Project description:The cannabinoid receptor 2 (CB2) plays an important role in the immune system. Although a few of GPCRs crystallographic structures have been reported, it is still challenging to obtain functional transmembrane proteins and high resolution X-ray crystal structures, such as for the CB2 receptor. In the present work, we used 10 reported crystal structures of GPCRs which had high sequence identities with CB2 to construct homology-based comparative CB2 models. We applied these 10 models to perform a prescreen by using a training set consisting of 20 CB2 active compounds and 980 compounds randomly selected from the National Cancer Institute (NCI) database. We then utilized the known 170 cannabinoid receptor 1 (CB1) or CB2 selective compounds for further validation.
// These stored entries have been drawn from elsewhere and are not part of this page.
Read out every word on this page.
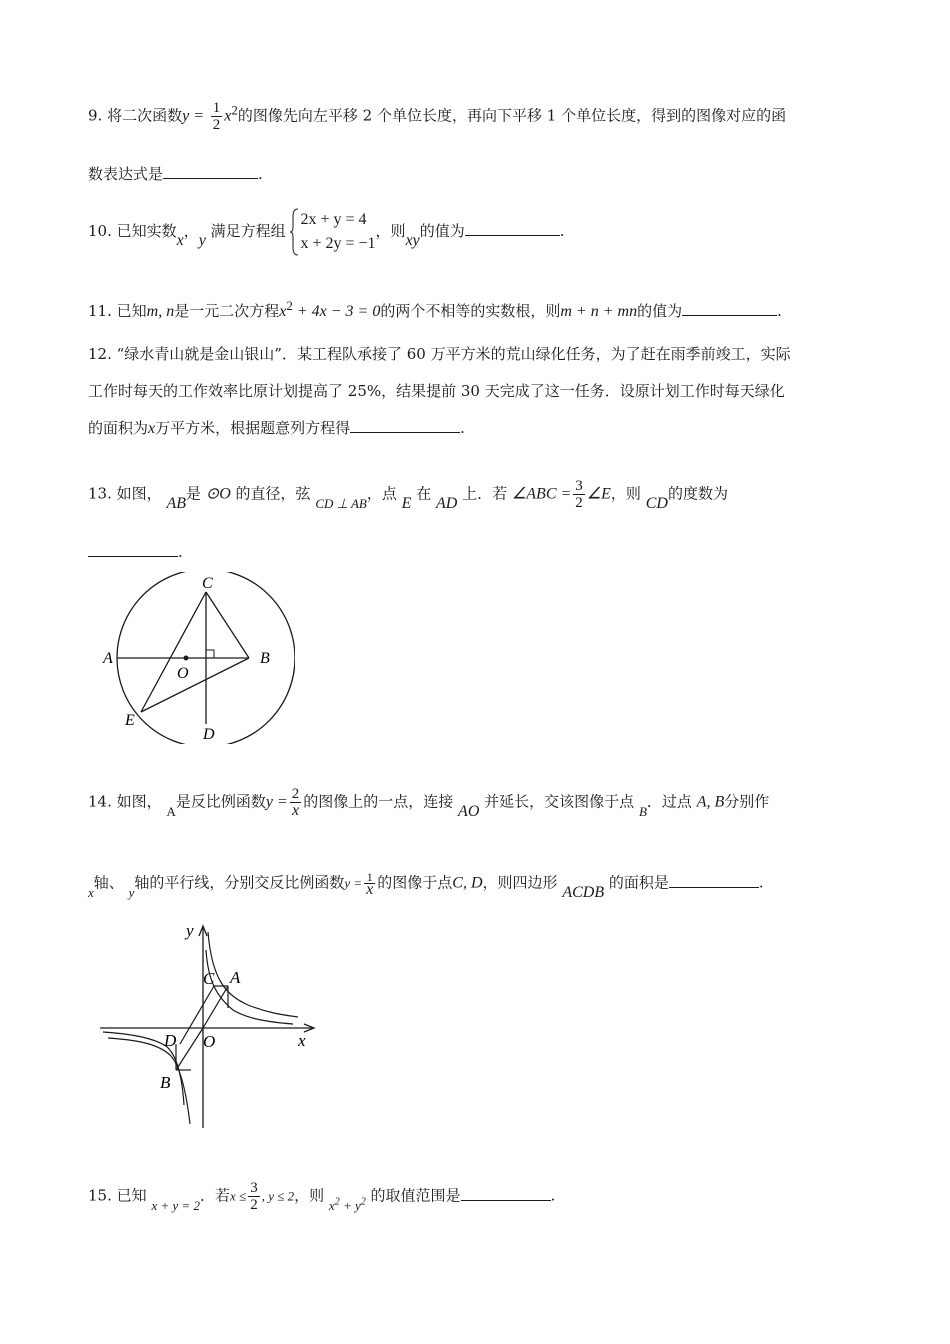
9. 将二次函数$y = \frac{1}{2} x^2$的图像先向左平移 2 个单位长度，再向下平移 1 个单位长度，得到的图像对应的函
数表达式是	.
10. 已知实数x，y 满足方程组
2x + y = 4
x + 2y = −1
，则xy的值为	.
11. 已知m, n是一元二次方程$x^2 + 4x - 3 = 0$的两个不相等的实数根，则m + n + mn的值为	.
12. “绿水青山就是金山银山”．某工程队承接了 60 万平方米的荒山绿化任务，为了赶在雨季前竣工，实际
工作时每天的工作效率比原计划提高了 25%，结果提前 30 天完成了这一任务．设原计划工作时每天绿化
的面积为x万平方米，根据题意列方程得	.
13. 如图， AB是 ⊙O 的直径，弦 CD ⊥ AB，点 E 在 AD 上．若 ∠ABC = $\frac{3}{2}$ ∠E，则 CD的度数为
.
C
A	B
O
E
D
14. 如图， A是反比例函数$y = \frac{2}{x}$ 的图像上的一点，连接 AO 并延长，交该图像于点 B．过点 A, B分别作
x轴、 y轴的平行线，分别交反比例函数$y = \frac{1}{x}$ 的图像于点C, D，则四边形 ACDB 的面积是	.
y
x
O
A
C
D
B
15. 已知 x + y = 2．若$x \le \frac{3}{2}$ , y ≤ 2，则 $x^2 + y^2$ 的取值范围是	.
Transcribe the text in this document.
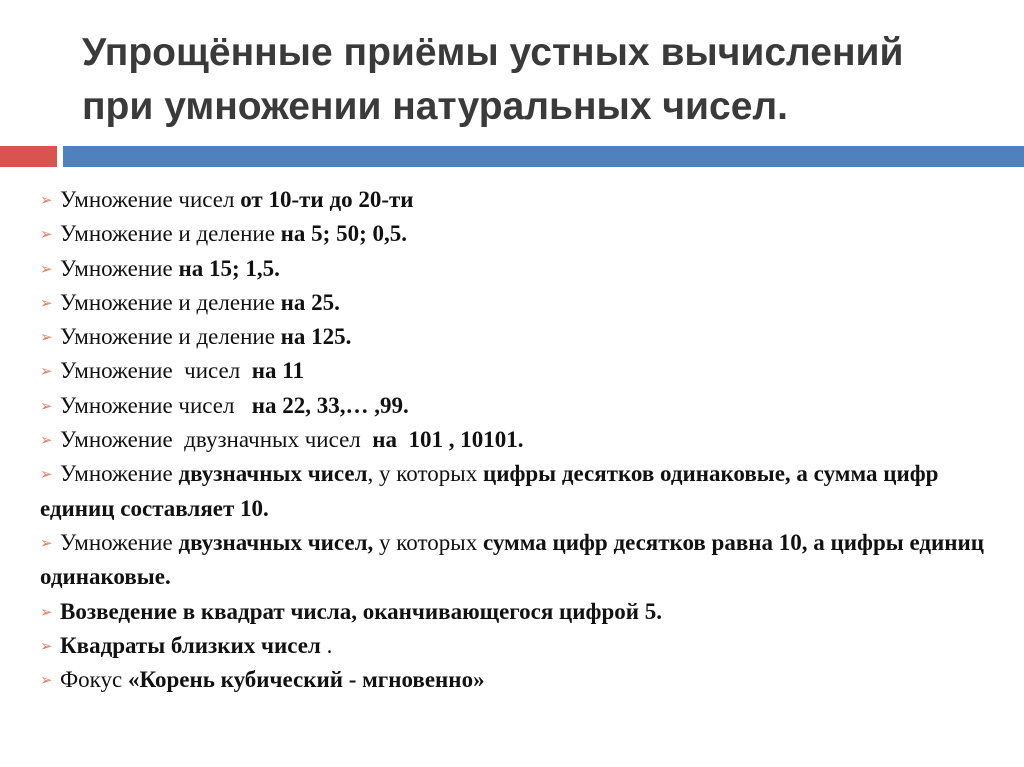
Упрощённые приёмы устных вычислений
при умножении натуральных чисел.
➢ Умножение чисел от 10-ти до 20-ти
➢ Умножение и деление на 5; 50; 0,5.
➢ Умножение на 15; 1,5.
➢ Умножение и деление на 25.
➢ Умножение и деление на 125.
➢ Умножение  чисел  на 11
➢ Умножение чисел   на 22, 33,… ,99.
➢ Умножение  двузначных чисел  на  101 , 10101.
➢ Умножение двузначных чисел, у которых цифры десятков одинаковые, а сумма цифр единиц составляет 10.
➢ Умножение двузначных чисел, у которых сумма цифр десятков равна 10, а цифры единиц одинаковые.
➢ Возведение в квадрат числа, оканчивающегося цифрой 5.
➢ Квадраты близких чисел .
➢ Фокус «Корень кубический - мгновенно»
Based on the docking results, we selected one CB2 model (constructed by ?1AR) that was most consistent with the known experimental data, revealing that the defined binding pocket in our CB2 model was well-correlated with the training and testing data studies. Importantly, we identified a potential allosteric binding pocket adjacent to the orthosteric ligand-binding site, which is similar to the reported allosteric pocket for sodium ion Na(+) in the A2AAR and the ?-opioid receptor. Our studies in correlation of our data with others suggested that sodium may reduce the binding affinities of endogenous agonists or its analogs to CB2. We performed a series of docking studies to compare the important residues in the binding pockets of CB2 with CB1, including antagonist, agonist, and our CB2 neutral compound (neutral antagonist) XIE35-1001. Then, we carried out 50 ns molecular dynamics (MD) simulations for the CB2 docked with SR144528 and CP55940, respectively. We found that the conformational changes of CB2 upon antagonist/agonist binding were congruent with recent reports of those for other GPCRs. Based on these results, we further examined one known residue, Val113(3.32), and predicted two new residues, Phe183 in ECL2 and Phe281(7.35), that were important for SR144528 and CP55940 binding to CB2. We then performed site-directed mutation experimental study for these residues and validated the predictions by radiometric binding affinity assay.